First, with respect to the CO limits, the court had previously agreed that CO was a suitable surrogate for organic HAP. However, the court had not yet addressed the question of whether the 130 ppm CO limits were appropriate. The court noted that regulation by surrogate is an available tool but the agency decision will be evaluated in terms of whether reducing surrogate emissions will “invariably” and “discriminately” reduce the corresponding HAP. In prior litigation over the rule (United States Sugar Corp. v. EPA, 830 F.3d 579 (D.C. Cir. 2016)), the court found EPA had sufficiently demonstrated a strong correlation between CO and organic HAP but identified a gap in the record over whether the best performing boilers might be using additional controls that reduce organic HAP emissions beyond that achieved by only regulating CO. In the subsequent rulemaking, the agency evaluated the relationship between CO emissions and emissions of formaldehyde and found that aspects of the data were untrustworthy. However, EPA relied on the same data to justify its conclusion that lower CO limits would not yield further reductions in organic HAP. The court remanded the 130 ppm CO limits to the agency for re-evaluation but did not vacate them.

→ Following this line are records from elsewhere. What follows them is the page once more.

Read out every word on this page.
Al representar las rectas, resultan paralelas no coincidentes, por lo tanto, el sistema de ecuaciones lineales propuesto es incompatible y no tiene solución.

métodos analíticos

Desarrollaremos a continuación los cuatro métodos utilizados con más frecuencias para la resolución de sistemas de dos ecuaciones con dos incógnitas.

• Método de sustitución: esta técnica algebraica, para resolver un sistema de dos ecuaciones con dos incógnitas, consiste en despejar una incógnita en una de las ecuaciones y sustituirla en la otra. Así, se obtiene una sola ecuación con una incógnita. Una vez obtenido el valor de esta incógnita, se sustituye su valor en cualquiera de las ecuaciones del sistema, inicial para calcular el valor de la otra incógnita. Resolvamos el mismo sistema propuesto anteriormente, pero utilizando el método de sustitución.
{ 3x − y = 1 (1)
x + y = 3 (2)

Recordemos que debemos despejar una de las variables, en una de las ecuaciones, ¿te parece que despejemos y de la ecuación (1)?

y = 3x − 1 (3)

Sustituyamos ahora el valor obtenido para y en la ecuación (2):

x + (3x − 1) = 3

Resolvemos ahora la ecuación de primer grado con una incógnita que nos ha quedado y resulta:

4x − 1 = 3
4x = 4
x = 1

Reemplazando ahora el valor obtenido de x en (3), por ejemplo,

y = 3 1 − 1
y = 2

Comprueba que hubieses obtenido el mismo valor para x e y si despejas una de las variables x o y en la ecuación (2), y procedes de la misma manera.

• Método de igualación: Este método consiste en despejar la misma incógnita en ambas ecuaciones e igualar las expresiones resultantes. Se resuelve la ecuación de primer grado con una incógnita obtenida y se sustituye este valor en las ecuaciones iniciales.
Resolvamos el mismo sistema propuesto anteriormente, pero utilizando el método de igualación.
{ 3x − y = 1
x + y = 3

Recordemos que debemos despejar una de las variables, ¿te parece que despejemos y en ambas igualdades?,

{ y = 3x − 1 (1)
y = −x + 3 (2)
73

With respect to the revised startup and shutdown work practice standards that were included in the 2015 amended rule, the court found EPA’s decision was adequately supported. The startup definition in the revised rule provided that startup ended four hours after the boiler first supplies useful thermal energy. The court upheld the definition over Sierra Club’s objection that the four-hour window for startup was too lax. The court noted that the revised rule established additional requirements, including use of clean fuels during startup and development of written startup and shutdown plans. A faster startup definition, with the incentive of reduced recordkeeping and reporting obligations, was included as an option for boilers that were capable of earlier stabilization. In upholding the revised provisions, the court noted that EPA’s authority to resort to a work practice standard does not require it to establish its appropriateness for every single source to which a work practice applies, rather EPA is entitled to look at the class of sources in issue. Additionally, the court found EPA’s approach was a reasonable accommodation of legitimate safety concerns in deciding what work practices were achievable. The requirement for written plans that are subject to public inspection and enhanced recordkeeping requirements provide an additional check on the accuracy of boiler operators’ assertions about what is possible. The court also rejected Sierra Club’s attack on the shutdown provisions of the rule.


In summary, the startup and shutdown work practice standards in the rule have been upheld. EPA must take another look at its support for adopting the 130 ppm CO limits but the existing regulatory limits remain in effect in the interim.